To make the black bean and chilli sauce, combine soy sauce, sugar, vinegar  and sesame oil in a small bowl and set aside. Heat peanut oil in a hot wok until the surface seems to shimmer  slightly. Add halved chillies and cook for 30 seconds  each side to blister and slightly blacken. Remove with tongs and drain on kitchen paper. Reserve oil in wok. Add onion, ginger, garlic, sliced chilli and black beans to hot oil in wok
and stir-fry for 2 minutes,  stirring regularly  to make sure the black beans don’t burn otherwise  they will be bitter. Add wine or sherry and cook for 1 minute. Add soy sauce mixture to wok and stir-fry for 30 seconds.

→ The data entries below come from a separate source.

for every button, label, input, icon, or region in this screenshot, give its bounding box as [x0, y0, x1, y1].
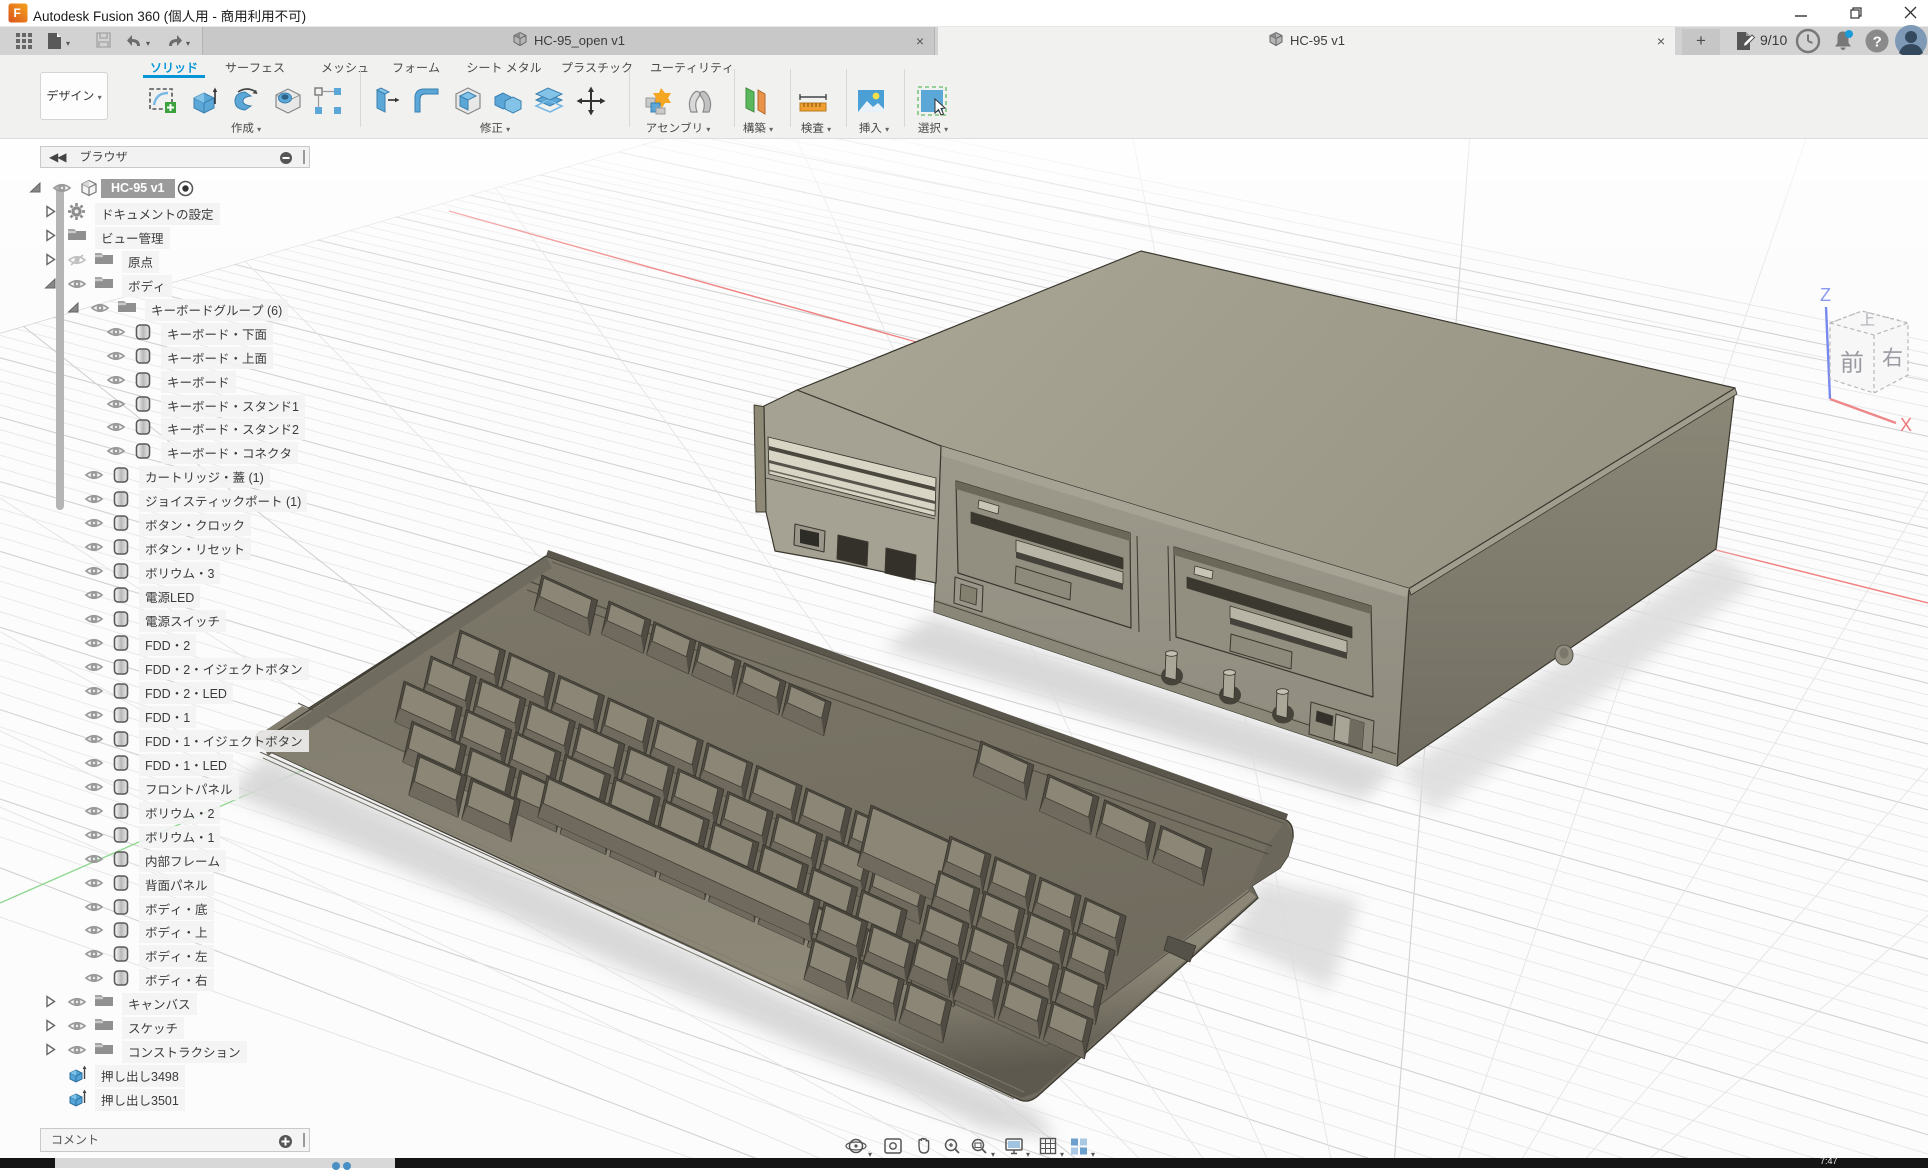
svg-text:F: F: [14, 6, 21, 20]
svg-text:前: 前: [1840, 343, 1864, 378]
svg-text:右: 右: [1882, 342, 1903, 372]
svg-text:?: ?: [1873, 33, 1882, 50]
svg-text:X: X: [1900, 415, 1912, 435]
svg-text:Z: Z: [1820, 285, 1831, 305]
svg-text:上: 上: [1860, 309, 1875, 330]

Return drumsticks to wok and toss to coat in sauce for 1 minute. Add stock or water, cover with a lid, bring to the boil, then immediately reduce heat to a gentle simmer. Braise the chicken for 15 minutes or until cooked through.  Remove from the heat, then add capsicum and vinegar  to wok and toss to combine. Serve immediately, garnished with blistered chillies.